Bureaucrats are pushing a plan to raise taxes and increase spending on public schools. The districts spent $9.4 billion last year. Apparently $13,600 per student isn’t enough.
The plan will raise taxes across the state. Families and small business owners will be hardest hit. First, local taxes for public school operations would be eliminated and replaced with a new statewide property tax. Then the districts would get the chance to go back and (re)introduce “new” local taxes to supplement the state money.
The tax hike is brainchild of school bureaucrats, working through taxpayer-subsidized associations. The authors call themselves “educators” since they aren’t actually “teachers,” and they’ve been working on the tax scheme for two years. On one hand, they insist the new state property is necessary to “equalize” funding across all parts of the state. On the other hand, allowing districts to reintroduce local taxes will increase the gaps. Their estimates predict a net tax increase of $947 million the first year.
Public schools already collect money from local, state and federal taxpayers. State money is mostly based on how many students are enrolled in each district, with a few major caveats. Districts in low-income areas (whose own tax bases are small) get more. Schools who enroll many low-income students get more. Schools whose students have higher instructional needs get more. Those schools with the lowest test scores and graduation rates also get more.
In other words, funding levels are often highest at the “poorest” schools already.
Allendale, Lee and McCormick’s school districts each received over $8,500 per student from the state last year. With local and federal money added, they collected between $15,000 and $20,000 in total per-pupil. Beaufort, Charleston and Horry districts took in closer to $3,500 in state aid, with total funding in the $13,000 to $16,000 range.
The question is not how much money should be slated for government schools, where it comes from, or how it is redistributed. The question is how well the money is being spent and what (if any) correlation there is between the level of funding and the achievement of students.

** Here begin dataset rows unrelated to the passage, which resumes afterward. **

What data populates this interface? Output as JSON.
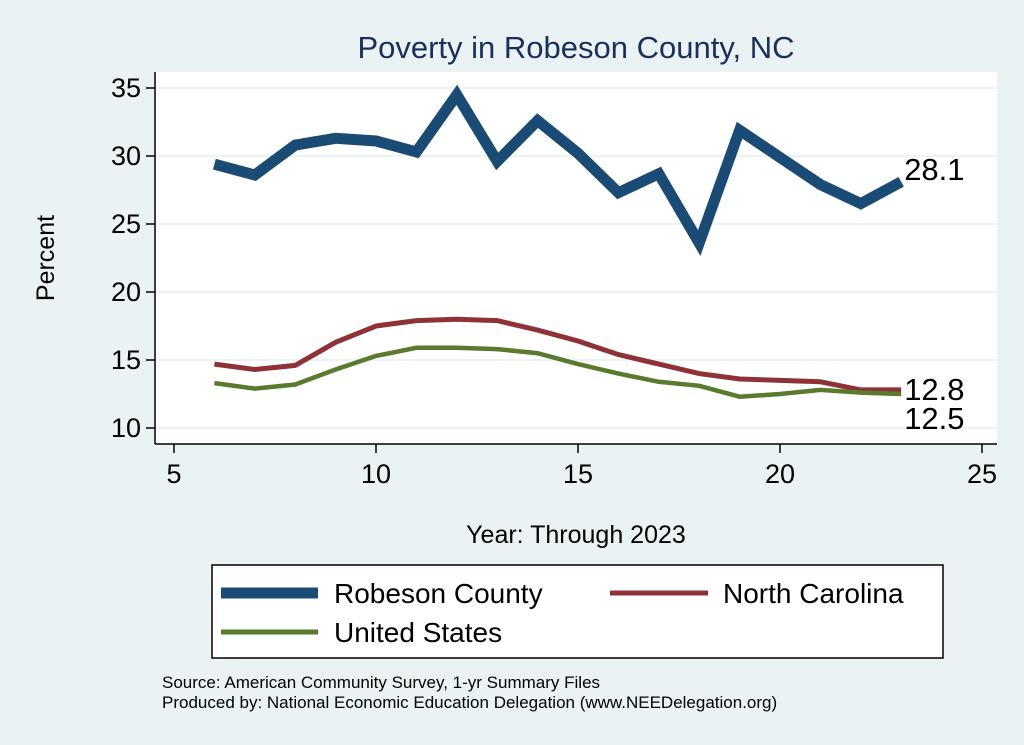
{
  "chart_data": {
    "type": "line",
    "title": "Poverty in Robeson County, NC",
    "xlabel": "Year: Through 2023",
    "ylabel": "Percent",
    "xlim": [
      5,
      25
    ],
    "ylim": [
      10,
      35
    ],
    "xticks": [
      5,
      10,
      15,
      20,
      25
    ],
    "yticks": [
      10,
      15,
      20,
      25,
      30,
      35
    ],
    "grid": true,
    "x": [
      6,
      7,
      8,
      9,
      10,
      11,
      12,
      13,
      14,
      15,
      16,
      17,
      18,
      19,
      20,
      21,
      22,
      23
    ],
    "series": [
      {
        "name": "Robeson County",
        "color": "#1a4b74",
        "values": [
          29.4,
          28.6,
          30.8,
          31.3,
          31.1,
          30.3,
          34.5,
          29.6,
          32.6,
          30.2,
          27.3,
          28.7,
          23.6,
          31.9,
          29.9,
          27.9,
          26.5,
          28.1
        ],
        "end_label": "28.1"
      },
      {
        "name": "North Carolina",
        "color": "#8f3237",
        "values": [
          14.7,
          14.3,
          14.6,
          16.3,
          17.5,
          17.9,
          18.0,
          17.9,
          17.2,
          16.4,
          15.4,
          14.7,
          14.0,
          13.6,
          13.5,
          13.4,
          12.8,
          12.8
        ],
        "end_label": "12.8"
      },
      {
        "name": "United States",
        "color": "#5a7a2e",
        "values": [
          13.3,
          12.9,
          13.2,
          14.3,
          15.3,
          15.9,
          15.9,
          15.8,
          15.5,
          14.7,
          14.0,
          13.4,
          13.1,
          12.3,
          12.5,
          12.8,
          12.6,
          12.5
        ],
        "end_label": "12.5"
      }
    ],
    "legend": {
      "placement": "bottom"
    },
    "notes": [
      "Source: American Community Survey, 1-yr Summary Files",
      "Produced by: National Economic Education Delegation (www.NEEDelegation.org)"
    ]
  }
}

Data from the South Carolina Budget and Control Board show that as total funding for schools rises, the percentage that reaches the classroom drops. Today it is less than 45 cents per dollar. One of the largest drop-offs in instructional spending occurred in the run up to Act 388’s implementation, which saw a massive binge in school construction. That controversial act – another contentious plan to swap local taxes for state ones – has been cited as a reason for the new tax hike. While the 388 “swap” was intended to slow the growth in local tax collection, total district revenue from local sources has not dropped since 2007. Meanwhile, the state funding in-lieu of local taxes has nearly tripled!
Frustratingly, there is no data reliably tying student performance to education funding levels. Not in South Carolina; not anywhere. Nationally, South Carolina is ranked 15th highest in income-adjusted per-student spending on public education. Still, four-in-ten students in those public schools will not graduate with a high school diploma. And the best and brightest in the highest performing district (York 4) still earned average SAT scores 200 points below their peers in the best North Carolina district last year. That’s despite a lower testing rate in the South Carolina district.
Another billion dollars won’t remedy problems on this scale. We can’t afford a second Act 388. Pursuing a far-reaching reform on how money is spent would be a better start.
The writer is president of South Carolinians for Responsible Government.